Tout est toujours perte et départs chez Duras. Les amants se quittent ou vont le faire (Les Petits Chevaux de Tarquinia, Dix heures et demie du soir en été), les dialogues sont impossibles (Le Square), la destruction est partout (Hiroshima mon amour) et la vie consiste à chercher un impossible amour, comme la femme du Vice-Consul. Le style lui-même, dans ses hésitations et ses redites (phrases souvent incantatoires, proches de la poésie orale), traduit cette recherche désespérée d’un ailleurs jamais trouvé.

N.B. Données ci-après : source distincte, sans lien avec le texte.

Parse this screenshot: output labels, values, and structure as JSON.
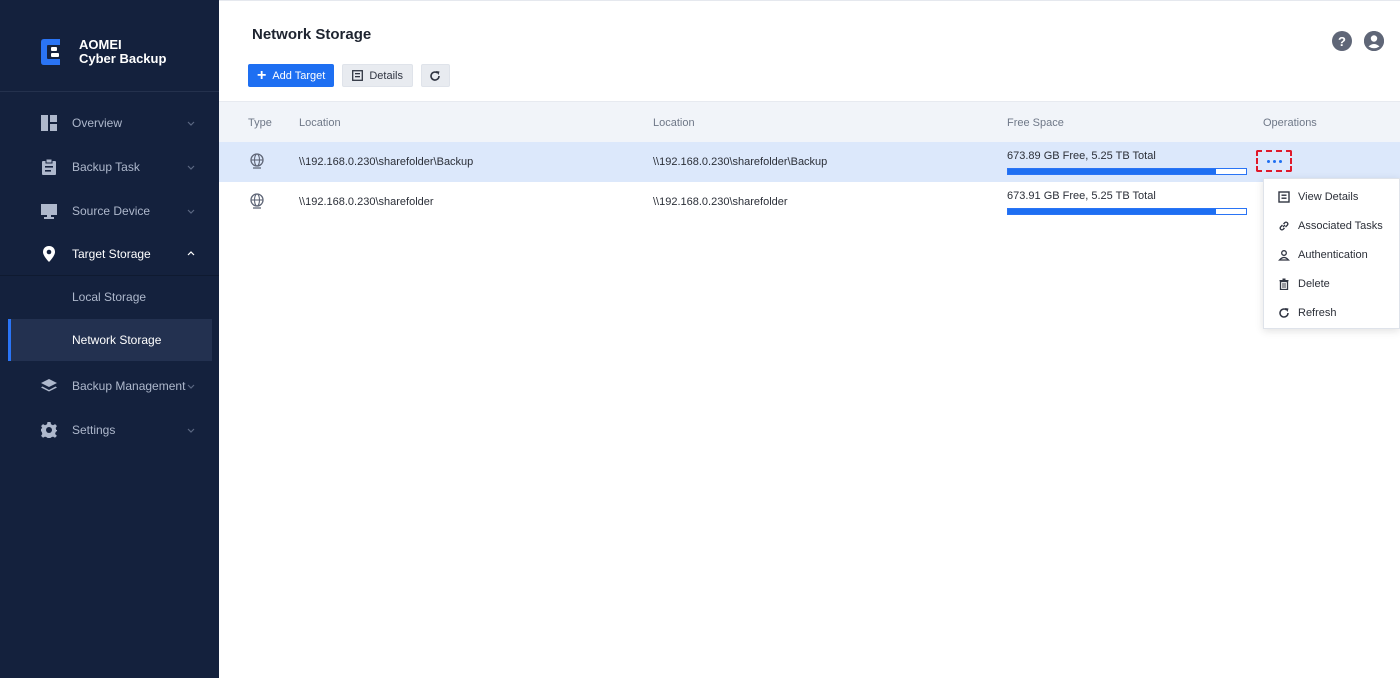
{
  "app": {
    "brand_line1": "AOMEI",
    "brand_line2": "Cyber Backup",
    "accent_color": "#1e6ff2",
    "sidebar_bg": "#14213d"
  },
  "sidebar": {
    "items": [
      {
        "label": "Overview",
        "icon": "dashboard-icon"
      },
      {
        "label": "Backup Task",
        "icon": "clipboard-icon"
      },
      {
        "label": "Source Device",
        "icon": "monitor-icon"
      },
      {
        "label": "Target Storage",
        "icon": "location-pin-icon",
        "expanded": true
      },
      {
        "label": "Backup Management",
        "icon": "layers-icon"
      },
      {
        "label": "Settings",
        "icon": "gear-icon"
      }
    ],
    "sub_items": [
      {
        "label": "Local Storage"
      },
      {
        "label": "Network Storage",
        "active": true
      }
    ]
  },
  "header": {
    "title": "Network Storage",
    "help_glyph": "?"
  },
  "toolbar": {
    "add_label": "Add Target",
    "details_label": "Details"
  },
  "table": {
    "columns": [
      "Type",
      "Location",
      "Location",
      "Free Space",
      "Operations"
    ],
    "rows": [
      {
        "location1": "\\\\192.168.0.230\\sharefolder\\Backup",
        "location2": "\\\\192.168.0.230\\sharefolder\\Backup",
        "free_space": "673.89 GB Free, 5.25 TB Total",
        "used_fraction": 0.872,
        "selected": true
      },
      {
        "location1": "\\\\192.168.0.230\\sharefolder",
        "location2": "\\\\192.168.0.230\\sharefolder",
        "free_space": "673.91 GB Free, 5.25 TB Total",
        "used_fraction": 0.872,
        "selected": false
      }
    ]
  },
  "ops_menu": {
    "items": [
      {
        "label": "View Details",
        "icon": "details-icon"
      },
      {
        "label": "Associated Tasks",
        "icon": "link-icon"
      },
      {
        "label": "Authentication",
        "icon": "user-icon"
      },
      {
        "label": "Delete",
        "icon": "trash-icon"
      },
      {
        "label": "Refresh",
        "icon": "refresh-icon"
      }
    ]
  }
}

Rédigé par : Feuilly | 07 avril 2008 à 10:39
En effet, cher Jean-Jacques. Merci de cette précision. Du reste, M.D. réfutait aussi le terme de roman dont faillit être sous-titré L'Amant. Ou plus exactement, il prend dans sa bouche un tout autre sens :
« On m'a demandé de mettre « roman », déclarait-elle à Marianna Alphant dans Libération. J'ai dit que je pouvais le mettre et puis je ne l'ai pas mis. J'ai préféré la sècheresse du blanc. Qu'on dise « roman » ou non, au fond, ça les regarde, les lecteurs. La lecture, c'est le roman. Quand elle se produit, rien ne peut se comparer à cette lecture-là, elle est miraculeuse. »
Rédigé par : Angèle Paoli | 07 avril 2008 à 10:54
ooooh tu me donnes envie de la lire la bio de MD par Laure Adler
elle est bien ?
Rédigé par : Christie | 07 avril 2008 à 11:10
http://terresdefemmes.blogs.com/mon_weblog/marlne-devost.html>je ne fais rien
des îles à vous
mes amitiés
marlene
PS ce visage de l'intime lointaine
n'est pas encore ''nommé''
c'est une impression à laquelle
je m'attache depuis quelques semaines
pour ne pas oublier la présence et la force du ''corps vivant''
Rédigé par : Marlene Devost | 07 avril 2008 à 19:13
Oui, Christie, c'est une bonne biographie, très bien documentée, très précise. Et agréable à lire.
Bonne lecture à toi.
Rédigé par : Angèle Paoli | 07 avril 2008 à 21:58
Une pièce autour de Marguerite Duras présentée à Montréal il y a quelques années et mise en scène par Brigitte Heinthkintz, nous présentait un regard différent et très intéressant sur cette auteure. Céline Bonnier et Christiane Pasquier y personnifiaient avec sensibilité, l'une Marguerite Duras et l'autre sa mère. Les thèmes de l'absence et de l'intimité se trouvaient là aussi mis en relief.